Fin 2017, la Turquie accueillait quelque 145 000 réfugiés afghans. En 2018, un nombre croissant d’Afghans entrent dans le pays par la frontière orientale avec l’Iran ; le ministère turc de l’Intérieur a avancé le chiffre de 27 000 nouveaux arrivants. En réaction à cet afflux, les autorités turques placent des personnes en détention et les renvoient en Afghanistan. Selon le ministre turc de l’Intérieur, 7 100 Afghans ont été renvoyés dans leur pays sur des vols spécialement affrétés ces dernières semaines et ce chiffre devrait atteindre 10 000 dans les prochains jours. L’accélération des expulsions de ressortissants d’Afghanistan par la Turquie est peut-être liée à un accord sur les migrations signé entre ces deux pays le 9 avril.

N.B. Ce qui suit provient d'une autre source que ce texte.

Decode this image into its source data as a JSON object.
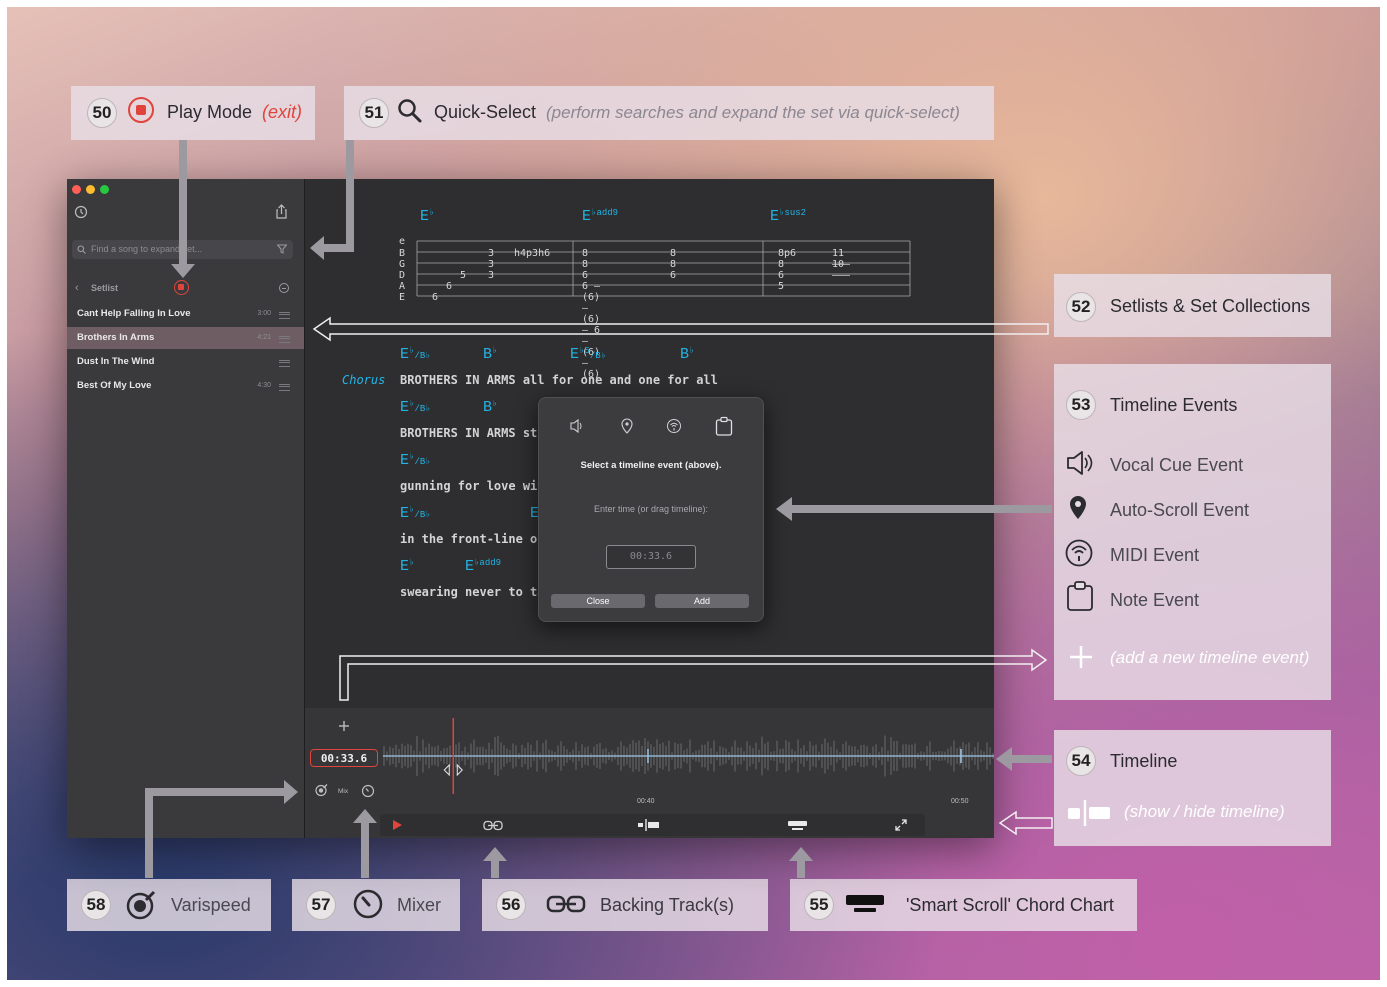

Détenus et mis sous pression pour retourner en Afghanistan

Actuellement, il semble que plus de 2 000 personnes soient détenues et risquent l’expulsion. Selon des sources confidentielles, quelque 2 000 Afghans sont détenus dans un camp de conteneurs à Düziçi (province d’Osmaniye) et des centaines d’autres se trouveraient dans un centre de rétention de la province d’Erzurum. À ces chiffres s’ajoute le nombre d’Afghans éventuellement détenus dans d’autres lieux. Les détenus sont, semble-t-il, principalement des hommes seuls. Cependant, des familles sont également détenues.

Des délégués d’Amnesty International se sont entretenus par téléphone avec trois personnes (deux hommes et une femme) détenues au camp de Düziçi et un homme renvoyé à Kaboul. « Farhad » (23 ans), un avocat de la province de Baghlan, a expliqué s’être réfugié en Turquie pour ne pas être recruté de force par les talibans. « Ramin » (25 ans), un boulanger de la province du Paktika, a indiqué qu’il avait quitté l’Afghanistan à cause de la guerre. Les personnes interrogées ont déclaré à Amnesty International qu’elles avaient été détenues d’abord dans la province d’Erzurum, fin mars, avant d’être transférées en bus à Düziçi, où elles se trouvent depuis le 8 avril.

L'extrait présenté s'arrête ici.